Introduction. Scour at bridge piers is a relevant hazard to bridges, as it causes an important
proportion of the bridge collapses worldwide. The mechanisms causing scour have been
extensively studied in the past, but are still not fully understood and important knowledge gaps
are detected. In particular, scour at bridge piers in supercritical flows remain nearly unexplored,
even when it represents the case of bridges in mountain rivers and streams. For the same specific
energy and flow rate, supercritical flows (Froude number Fr > 1) has much higher velocities and
shallower depths than subcritical flows (Fr < 1). Therefore, intuitively, it is expected that local
scour around bridge piers will be greater in supercritical flows. However, the evidence, although
not systematic, indicates that bridges with piers in supercritical flows do not have a higher
collapse rate than bridges in subcritical flows, and measurements of scour at piers in supercritical
flows show similar magnitudes as those in subcritical flows.
Methods. The analysis of the flow around bridge piers in supercritical flows is presented for the
two known flow patterns, namely: detached hydraulic jump and wall jet like bow wave. The
analysis of scour is presented for a bridge over the Rucúe river, where first scour measurements
during floods with supercritical flow were performed.

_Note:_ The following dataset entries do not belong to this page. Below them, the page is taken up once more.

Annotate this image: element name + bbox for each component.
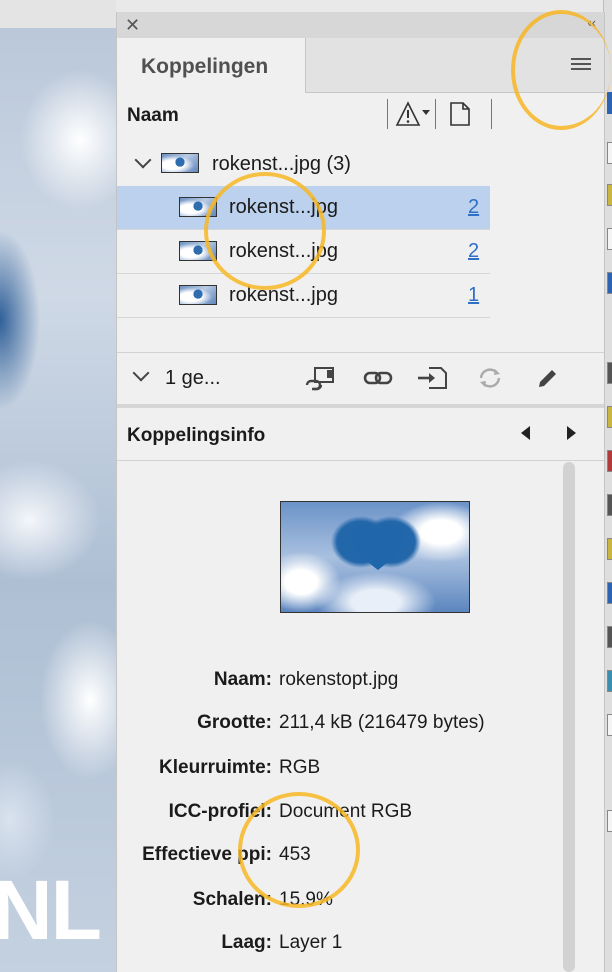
- selection-count-label: 1 ge...: [165, 367, 221, 389]
- link-group-name: rokenst...jpg (3): [212, 153, 351, 175]
- strip-swatch[interactable]: [607, 810, 612, 832]
- info-label-name: Naam:: [213, 669, 272, 690]
- column-separator: [491, 99, 492, 129]
- strip-swatch[interactable]: [607, 142, 612, 164]
- next-arrow-icon[interactable]: [567, 426, 576, 440]
- go-to-link-icon[interactable]: [415, 365, 449, 391]
- edit-pencil-icon[interactable]: [531, 365, 565, 391]
- strip-swatch[interactable]: [607, 582, 612, 604]
- chevron-down-icon[interactable]: [132, 364, 150, 382]
- strip-swatch[interactable]: [607, 272, 612, 294]
- page-icon[interactable]: [448, 101, 472, 127]
- strip-swatch[interactable]: [607, 406, 612, 428]
- link-group-row[interactable]: rokenst...jpg (3): [117, 142, 490, 186]
- image-thumbnail: [179, 285, 217, 305]
- highlight-ring: [204, 172, 326, 290]
- strip-swatch[interactable]: [607, 450, 612, 472]
- info-value-layer: Layer 1: [279, 932, 343, 953]
- highlight-ring: [238, 792, 360, 908]
- link-page-number[interactable]: 2: [468, 240, 479, 263]
- strip-swatch[interactable]: [607, 362, 612, 384]
- relink-icon[interactable]: [303, 365, 337, 391]
- canvas-top-band: [0, 0, 116, 28]
- info-value-name: rokenstopt.jpg: [279, 669, 399, 690]
- link-page-number[interactable]: 1: [468, 284, 479, 307]
- update-icon[interactable]: [473, 365, 507, 391]
- link-preview-image: [280, 501, 470, 613]
- tab-koppelingen[interactable]: Koppelingen: [117, 38, 306, 93]
- strip-swatch[interactable]: [607, 626, 612, 648]
- info-label-layer: Laag:: [221, 932, 272, 953]
- strip-swatch[interactable]: [607, 538, 612, 560]
- info-value-size: 211,4 kB (216479 bytes): [279, 712, 485, 733]
- document-canvas: NL: [0, 0, 116, 972]
- strip-swatch[interactable]: [607, 92, 612, 114]
- highlight-ring: [511, 10, 611, 130]
- column-separator: [435, 99, 436, 129]
- link-name: rokenst...jpg: [229, 284, 338, 306]
- link-row[interactable]: rokenst...jpg 1: [117, 274, 490, 318]
- links-toolbar: 1 ge...: [117, 352, 604, 405]
- chevron-down-icon[interactable]: [134, 151, 152, 169]
- strip-swatch[interactable]: [607, 184, 612, 206]
- strip-swatch[interactable]: [607, 228, 612, 250]
- column-separator: [387, 99, 388, 129]
- info-label-size: Grootte:: [197, 712, 272, 733]
- heart-shape: [352, 525, 404, 570]
- strip-swatch[interactable]: [607, 714, 612, 736]
- link-info-header: Koppelingsinfo: [117, 408, 604, 461]
- info-value-colorspace: RGB: [279, 757, 321, 778]
- info-scrollbar[interactable]: [563, 462, 575, 972]
- previous-arrow-icon[interactable]: [521, 426, 530, 440]
- tab-label: Koppelingen: [141, 55, 269, 78]
- warning-icon[interactable]: [395, 101, 431, 127]
- links-panel: ✕ ‹‹ Koppelingen Naam rokenst...jpg (3): [116, 12, 605, 972]
- column-name-header[interactable]: Naam: [127, 105, 179, 127]
- strip-swatch[interactable]: [607, 670, 612, 692]
- strip-swatch[interactable]: [607, 494, 612, 516]
- link-page-number[interactable]: 2: [468, 196, 479, 219]
- link-info-title: Koppelingsinfo: [127, 425, 266, 446]
- link-icon[interactable]: [361, 365, 395, 391]
- image-thumbnail: [161, 153, 199, 173]
- close-icon[interactable]: ✕: [125, 15, 140, 35]
- info-label-colorspace: Kleurruimte:: [159, 757, 272, 778]
- canvas-big-text: NL: [0, 863, 102, 957]
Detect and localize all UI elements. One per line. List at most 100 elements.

Flow field at piers in supercritical flow. The flow field around a pier in supercritical flow was
performed on the basis of numerical simulations obtained by solving the Reynolds equations
with an SST turbulence closure, using OpenFoam software. The free surface was simulated with
the Volume of Fluid, VoF model. Flow visualization was done with the software ParaView.
Field measurements of scour during floods. Scour caused by supercritical flow was measured
after 3 floods during the year 2023 around a pier of the Rucúe bridge in Chile. The flow was
permanently measured during the year 2023 by means of a fluviometric station, the topo
bathymetry of the section was carried out, as well as a characterization of the bed sediments that
correspond to coarse gravel and boulders.
Results. The simulations of the flow around a pier show that the turbulent kinetic energy and
Reynolds stresses over the bed reach similar magnitudes to the case of subcritical flow, but the
size of the horseshoe vortex decreases with Froude number and the ratio of depth versus pier width.
This at least, does not contradict the idea that in the supercritical regime scour is not substantially
greater than that in the subcritical regime. The field measurements that could be made confirm that
the scour formulas are on the safe side, giving slightly higher estimates than what is observed in
real cases.